Dan sampailah pada bagian akhir novel ini. gak pernah guweh sangka akan terhanyut dengan suasana pertandingan yang
digambarkan. Teriakan penonton, “IN..DO..NE..SIA” yang cetar membahana didalam
stadion, kostum merah dan putih, kibaran sang dwiwarna dan teriakan
penyemangat lainnya seperti yang biasa kita saksik`n dalam
pertandingan - pertandingan bulutangkis di Indonesia, tersaji dalam
untaian kata. Wajar saja antusiasme ini jadi musuh kedua dalam setiap
pertandingan olah raga internasional di negeri ini, karena setiap
pertandingan itu bukan milik pribadi atau segelintir orang saja tapi
milik segenap masyarakat Indonesia. Novel ini berhasil menjawab
antusiasme dan euphoria yang selalu muncul jika ada perhelatan olahraga
internasional ditanah air tercinta ini.
Klimaks novel ini menghadirkan pertandingan antara
Indonesia versus Malaysia. Entahlah, guweh gak tahu apa karna
berbagai permasalahan yang ada dengan negeri jiran ini sehingga tak
jarang membuat dada ini terasa sesak saat membaca kalimat demi kalimat
yang menggugah rasa kebangsaan. Namun, apapun alasannya novel ini secara
lugas menyentil rasa nasionalisme atas negeri ini ditengah segala
permasalahannya, dengan segala ketidaksempurnaannya. Ah, mungkin juga
karena nuansa sekitar guweh jelang hari kemerdekaan RI ke 67 ini (berasa 2013) yang guweh acap tercekat haru.

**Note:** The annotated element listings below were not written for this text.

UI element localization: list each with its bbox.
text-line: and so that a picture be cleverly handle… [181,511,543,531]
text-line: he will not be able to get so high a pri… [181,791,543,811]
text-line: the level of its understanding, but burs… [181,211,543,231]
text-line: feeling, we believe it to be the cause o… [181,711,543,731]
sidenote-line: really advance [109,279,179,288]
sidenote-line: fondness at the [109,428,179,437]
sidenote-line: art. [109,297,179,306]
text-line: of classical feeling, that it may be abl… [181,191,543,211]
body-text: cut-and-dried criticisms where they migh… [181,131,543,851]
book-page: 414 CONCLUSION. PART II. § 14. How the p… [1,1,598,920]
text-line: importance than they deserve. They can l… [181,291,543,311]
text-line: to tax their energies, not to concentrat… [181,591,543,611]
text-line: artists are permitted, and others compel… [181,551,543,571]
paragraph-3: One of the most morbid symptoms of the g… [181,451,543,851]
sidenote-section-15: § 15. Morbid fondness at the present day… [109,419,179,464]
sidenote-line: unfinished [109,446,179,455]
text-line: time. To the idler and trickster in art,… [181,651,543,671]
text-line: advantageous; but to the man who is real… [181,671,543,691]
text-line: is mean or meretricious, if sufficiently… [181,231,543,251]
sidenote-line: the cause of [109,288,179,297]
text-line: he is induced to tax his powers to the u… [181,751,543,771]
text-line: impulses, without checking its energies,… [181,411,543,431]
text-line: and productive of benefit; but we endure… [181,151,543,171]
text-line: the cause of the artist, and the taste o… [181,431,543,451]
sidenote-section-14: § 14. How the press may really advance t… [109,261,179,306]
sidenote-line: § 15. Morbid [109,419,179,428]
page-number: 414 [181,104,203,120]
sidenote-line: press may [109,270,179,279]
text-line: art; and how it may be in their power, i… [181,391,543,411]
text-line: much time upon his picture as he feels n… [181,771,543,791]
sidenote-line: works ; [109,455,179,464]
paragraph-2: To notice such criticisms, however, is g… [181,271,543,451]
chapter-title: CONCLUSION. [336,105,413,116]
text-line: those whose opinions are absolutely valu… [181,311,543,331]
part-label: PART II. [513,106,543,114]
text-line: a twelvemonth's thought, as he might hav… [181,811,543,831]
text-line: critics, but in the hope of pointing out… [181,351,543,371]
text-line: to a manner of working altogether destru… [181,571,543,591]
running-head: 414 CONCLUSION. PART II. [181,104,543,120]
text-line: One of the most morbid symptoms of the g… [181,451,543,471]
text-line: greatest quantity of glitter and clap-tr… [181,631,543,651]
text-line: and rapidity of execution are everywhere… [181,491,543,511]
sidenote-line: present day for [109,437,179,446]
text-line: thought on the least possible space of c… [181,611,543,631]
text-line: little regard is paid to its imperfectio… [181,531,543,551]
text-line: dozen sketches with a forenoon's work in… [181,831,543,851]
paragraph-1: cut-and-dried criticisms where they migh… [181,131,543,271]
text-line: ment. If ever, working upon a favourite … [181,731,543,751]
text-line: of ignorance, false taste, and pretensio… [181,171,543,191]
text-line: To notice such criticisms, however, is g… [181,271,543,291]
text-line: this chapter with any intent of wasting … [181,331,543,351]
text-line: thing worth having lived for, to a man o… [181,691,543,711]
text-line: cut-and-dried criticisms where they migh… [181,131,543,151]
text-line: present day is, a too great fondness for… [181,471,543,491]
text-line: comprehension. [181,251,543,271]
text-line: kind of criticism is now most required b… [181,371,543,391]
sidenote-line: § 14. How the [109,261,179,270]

Banyak sekali kata - kata inspiratif di novel ini
yang beneran bisa buat kita merenung dan menyadari hakekat hidup, baik sebagai
individu, keluarga ataupun bangsa. Ya, hidup adalah perjuangan. Novel ini
mengajak pembaca untuk tidak pernah berputus asa dengan segala
ketidaksempurnaan yang ada disekitar kita. Ketidaksempurnaan yang harus
disyukuri dan dicintai agar manusia terus berani berjuang meraih mimpi.
Memutuskan untuk berani mencintai, dan mencintai dengan berani, demi
diri pribadi, keluarga, bangsa dan negara tercinta.